The young princess is named Irini, and the supernatural assistant in this story is a mysterious and beautiful woman who calls herself Irini’s great-grandmother. I was struck by MacDonald’s use of beauty in this story as well as in North Wind. MacDonald’s moral guides are gloriously angelic, projecting a beauty that is inexplicably sublime, supremely feminine and yet, I noted, not sensual. Their beauty is a manifestation of their goodness. Even so, they warn their subjects against being deceived by false beauty. MacDonald seems to imply that beauty is not mere vanity, nor is it superficial. Beauty is the nature of goodness.

This is not to say that what is ugly cannot be good, for we live in a fallen world, and MacDonald addresses this. As North Wind said, some things beautiful are in the process of becoming bad and it may take a long time for their badness to spoil their beauty. Conversely, some things ugly are in the process of becoming good.

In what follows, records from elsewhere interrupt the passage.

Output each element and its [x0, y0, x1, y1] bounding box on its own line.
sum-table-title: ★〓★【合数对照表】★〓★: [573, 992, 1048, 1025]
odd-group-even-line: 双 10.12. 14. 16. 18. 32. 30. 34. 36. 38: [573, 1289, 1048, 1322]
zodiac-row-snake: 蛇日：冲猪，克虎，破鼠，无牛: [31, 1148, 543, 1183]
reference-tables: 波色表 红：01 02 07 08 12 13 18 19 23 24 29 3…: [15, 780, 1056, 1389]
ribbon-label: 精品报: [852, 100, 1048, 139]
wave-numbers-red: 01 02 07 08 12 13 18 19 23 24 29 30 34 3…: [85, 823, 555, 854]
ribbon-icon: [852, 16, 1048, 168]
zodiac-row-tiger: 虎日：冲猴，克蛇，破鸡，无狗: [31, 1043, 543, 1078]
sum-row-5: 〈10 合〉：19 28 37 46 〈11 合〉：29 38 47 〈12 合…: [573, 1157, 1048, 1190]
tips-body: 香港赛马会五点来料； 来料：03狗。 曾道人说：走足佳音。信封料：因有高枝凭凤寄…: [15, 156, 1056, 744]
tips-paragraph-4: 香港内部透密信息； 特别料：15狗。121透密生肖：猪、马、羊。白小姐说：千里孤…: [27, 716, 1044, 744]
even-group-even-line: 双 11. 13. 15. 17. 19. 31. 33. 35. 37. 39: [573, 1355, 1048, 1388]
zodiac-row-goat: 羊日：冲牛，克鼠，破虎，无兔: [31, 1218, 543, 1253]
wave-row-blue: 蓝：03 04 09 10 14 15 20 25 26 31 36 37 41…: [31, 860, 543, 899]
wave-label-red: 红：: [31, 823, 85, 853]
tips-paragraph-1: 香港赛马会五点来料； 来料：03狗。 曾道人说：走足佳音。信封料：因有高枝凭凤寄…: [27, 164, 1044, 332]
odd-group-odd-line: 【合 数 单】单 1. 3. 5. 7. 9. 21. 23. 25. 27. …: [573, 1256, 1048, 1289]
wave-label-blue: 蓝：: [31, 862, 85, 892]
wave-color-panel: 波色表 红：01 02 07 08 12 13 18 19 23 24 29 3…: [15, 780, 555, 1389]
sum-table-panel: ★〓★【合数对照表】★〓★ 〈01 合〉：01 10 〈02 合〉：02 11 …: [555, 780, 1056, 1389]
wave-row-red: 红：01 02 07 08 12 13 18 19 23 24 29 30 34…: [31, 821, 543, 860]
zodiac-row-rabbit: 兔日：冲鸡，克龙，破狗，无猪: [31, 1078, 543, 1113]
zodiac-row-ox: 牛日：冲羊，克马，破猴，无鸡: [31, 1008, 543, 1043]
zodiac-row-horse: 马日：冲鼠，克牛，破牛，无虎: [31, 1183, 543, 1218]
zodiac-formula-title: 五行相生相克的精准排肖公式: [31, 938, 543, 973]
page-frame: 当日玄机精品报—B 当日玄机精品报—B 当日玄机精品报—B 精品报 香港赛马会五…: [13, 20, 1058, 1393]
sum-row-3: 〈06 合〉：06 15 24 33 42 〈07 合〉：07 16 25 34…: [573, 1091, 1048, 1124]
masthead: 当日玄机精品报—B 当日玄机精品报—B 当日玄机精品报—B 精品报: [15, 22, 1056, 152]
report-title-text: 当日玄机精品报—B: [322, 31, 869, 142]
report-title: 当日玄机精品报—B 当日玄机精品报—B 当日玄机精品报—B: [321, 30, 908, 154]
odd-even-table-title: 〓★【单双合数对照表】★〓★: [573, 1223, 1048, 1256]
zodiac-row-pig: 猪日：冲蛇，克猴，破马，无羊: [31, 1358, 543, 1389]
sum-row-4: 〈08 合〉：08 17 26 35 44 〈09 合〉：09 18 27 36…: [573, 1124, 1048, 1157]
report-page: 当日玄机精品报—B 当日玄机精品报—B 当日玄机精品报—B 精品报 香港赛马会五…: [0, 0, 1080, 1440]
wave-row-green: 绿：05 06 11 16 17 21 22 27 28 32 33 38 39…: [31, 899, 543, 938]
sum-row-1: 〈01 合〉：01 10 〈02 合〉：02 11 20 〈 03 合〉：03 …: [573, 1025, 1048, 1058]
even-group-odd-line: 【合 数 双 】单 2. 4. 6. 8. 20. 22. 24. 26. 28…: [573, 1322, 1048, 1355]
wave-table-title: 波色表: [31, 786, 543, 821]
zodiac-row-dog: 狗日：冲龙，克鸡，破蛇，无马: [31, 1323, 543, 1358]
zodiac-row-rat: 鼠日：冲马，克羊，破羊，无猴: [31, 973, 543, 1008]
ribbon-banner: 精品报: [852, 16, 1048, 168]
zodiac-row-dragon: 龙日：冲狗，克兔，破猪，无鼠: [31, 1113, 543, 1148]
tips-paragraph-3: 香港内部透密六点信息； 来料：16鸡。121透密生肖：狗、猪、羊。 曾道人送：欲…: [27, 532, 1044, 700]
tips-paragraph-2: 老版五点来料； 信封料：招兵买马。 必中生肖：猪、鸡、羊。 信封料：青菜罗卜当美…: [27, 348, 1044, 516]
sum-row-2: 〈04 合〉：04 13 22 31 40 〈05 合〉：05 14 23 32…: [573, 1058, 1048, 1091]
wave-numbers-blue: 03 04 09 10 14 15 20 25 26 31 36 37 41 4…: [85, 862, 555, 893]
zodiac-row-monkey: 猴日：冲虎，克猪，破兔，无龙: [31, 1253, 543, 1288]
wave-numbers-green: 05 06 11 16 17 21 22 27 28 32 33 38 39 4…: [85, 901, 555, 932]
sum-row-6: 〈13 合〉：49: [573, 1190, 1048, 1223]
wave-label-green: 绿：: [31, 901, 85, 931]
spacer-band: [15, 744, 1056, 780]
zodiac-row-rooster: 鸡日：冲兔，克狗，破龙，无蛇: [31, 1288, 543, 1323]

I found this very refreshing, given the complete confusion, even ridiculing of this notion in modern fairy tales like Shrek. MacDonald’s use of beauty is akin to the muses of Greek mythology: beauty as a glimpse of heaven that inspires and guides mankind to great things.


The Princess and Curdie



This entertaining sequel to The Princess and the Goblin is a story about true nobility. Curdie is the young miner boy introduced in the previous book. Although he was offered training for knighthood following his heroics in the first story, he chose to stay, considering himself not quite ready to leave home. This story picks up several years later, as Curdie is becoming a man, his youthful idealism and goodness beginning to wither under the hardening crust of a miner. He faces a crossroad at which he is confronted with what he has become and given the opportunity to right his path before he strays altogether. Then he gets to meet Irini’s “great-grandmother” who gives him a gift of supernatural discernment and a mission to rescue the kingdom from an insidious coup from within.

The story is quite different from its predecessor in that the good and evil are much less apparent by physical appearance. Where Curdie’s strength and cunning were useful in the previous story, now he needs wisdom and insight to uncover a conspiracy that even the King’s daughter, Irini, failed to see.

MacDonald’s themes are definitely more complex in this book and seem to be written for a teenage or adult reader, where the first book is suited to pre-teens. The intended audience of each book seems to be a reader of Curdie’s age in each book.

MacDonald makes several social commentaries about class warfare, educational elitism, personal responsibility, cultural moral upheaval, and is not above a brief slam at insincere dogma in the church. After a fascinating and surprising battle for the kingdom, the story concludes with what seem to be two endings, the first heartwarming and fairytalish, after which it should be perfectly acceptable to stop reading. Those who continue on will find what seems to be a dismal, perhaps prophetic, warning against the seduction of prosperity and materialism.

All said, I still highly recommend both Princess stories. I have greatly enjoyed MacDonald’s fantasies and want to read (okay, hear) more. The story that C.S. Lewis cited often was MacDonald’s Phantastes, which I have so far found for $50 in audio book form. I’m just a little too cheap and find that too steep a penalty for having only enough time to listen. At present, I am enjoying some Jules Verne books that I will review in a later post.